Bu alıştırmada amacımız; yayaların hareketlerini takip ederek bir birikim edinmek ve bisiklet üzerindeyken bu birikimi kullanmak. Bu noktada insanları kategorilere bölüp ayrı ayrı inceledim. Ayrıca insanlar haricinde çevredeki objeleri de işin içine dahil ettim, çünkü dolaylı yoldan bunlar da yayaların hareketlerini etkiliyor.

Haydi başlayalım artık.

Çocuklar
İşte en tehlikeli yaya türü. Fazlasıyla enerjik ve çılgınlar, her saniye dikkatlerini çekecek bir şey olmasından dolayı bir an bile boş bırakılmaya gelmezler. Yolda bir çocuk gördüğünüzde, öncelikle etrafınıza şöyle bir bakın ve bir çocuğun dikkatini çekebilecek herhangi bir şey arayın. Dondurmacı, pamuk helvacı, baloncu, köpek, herhangi bir parlak nesne, havada uçan bir kağıt/naylon/peçete/kuş/top... Aynı yolda dolaşan başka bir çocuk, yol üzerinde duran herhangi bir ilgi çekici nesne, yola çıkacak bir kedi, sizin bile göremeyeceğiniz bir böcek... Yolun ta karşı tarafındaki dükkanın vitrininde herhangi ilginç bir şey. Ben daha sayarım, ama size kıyamıyorum. Anlayacağınız üzere; etrafta çocukların dikkatini çekecek sayısız şey var. O yüzden bir çocuk her an, ama gerçekten her an; kimsenin aklına gelmeyecek bir yöne doğru çılgınca koşmaya başlayabilir.
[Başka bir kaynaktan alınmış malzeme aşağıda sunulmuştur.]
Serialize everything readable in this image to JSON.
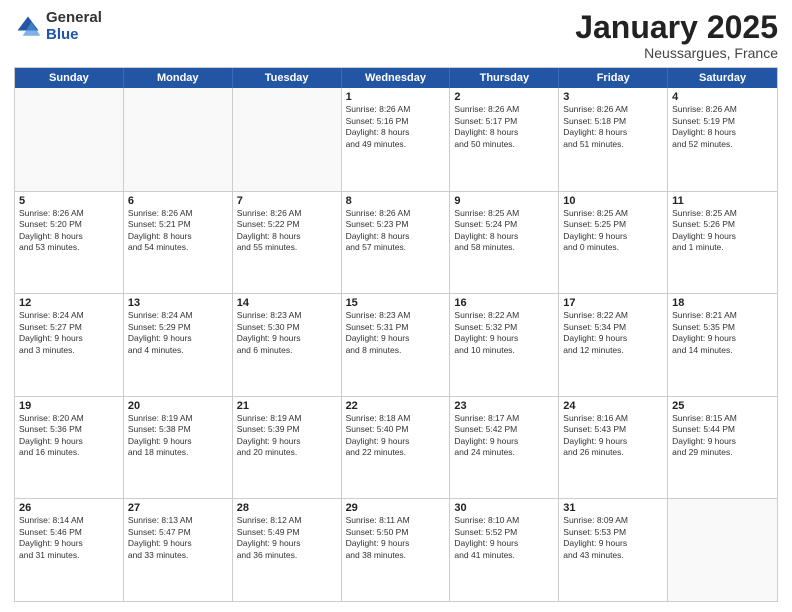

Yolda bir çocuk gördüğünüz an; öncelikle çocuğun sağından mı solundan mı geçeceğinize kesin olarak karar verin. Ayrıca bu kararı her an değiştirmeye de hazır olun, ancak sürekli doğrultu değiştirmeyi de aklınızdan bile geçirmeyin. Neticede çocuğun hangi tarafından geçecekseniz, yolun o tarafında çocuğun dikkatini çekebilecek bütün objeleri saptayın ve çocuğun gözlerini izleyin. Sizin saptadığınız birşeye bakmaya başladığı an, panik fren yapmaya başlayın derim. Eğer öyle dikkat çekici birşey yoksa da; pedal çevirmeyi bırakın, elleriniz yine fren kollarının üzerindeyken yolun en dışına doğru geniş bir kavis çizerek ilerlemeye devam edin ve bir yandan yolu takip ederken, çocuğu da asla görüş alanınızdan çıkarmayın. Çocuğun tam hizasına geldiğinizde tekrar pedal çevirmeye başlayabilirsiniz, ancak hızlanmadan önce siz yine de çocuktan birkaç metre uzaklaşmış olmaya bakın.

Kadınlar
Çocuklardan sonra en tehlikeli yayalardır. Şimdi hiç bir kadın arkadaşımız alınmasın; bu tamamen doğal bir durum. Sebeplerine şöyle bir girecek olursak; kadınlar erkeklere göre kafalarının içinde her zaman daha fazla düşünce barındırır, bu nedenle dikkatleri dağınık olur. Ayrıca her yaştaki ve sosyo-ekonomik durumdaki kadın için cazip olan bir vitrin ya da tezgah mutlaka vardır. Bir kadın, yolda dümdüz yürürken aniden yön değiştirebilir ve sizin varlığından bile haberdar olmadığınız bir vitrine doğru emin adımlarla yürümeye başlayabilir. Bilinçli bir kadın, yolda yön değiştireceği zaman sağına soluna bakabilir. Ama en bilinçli kadın bile; aniden gözünü alan bir vitrinin hipnoz etkisi altındayken dünyayı unutabilir.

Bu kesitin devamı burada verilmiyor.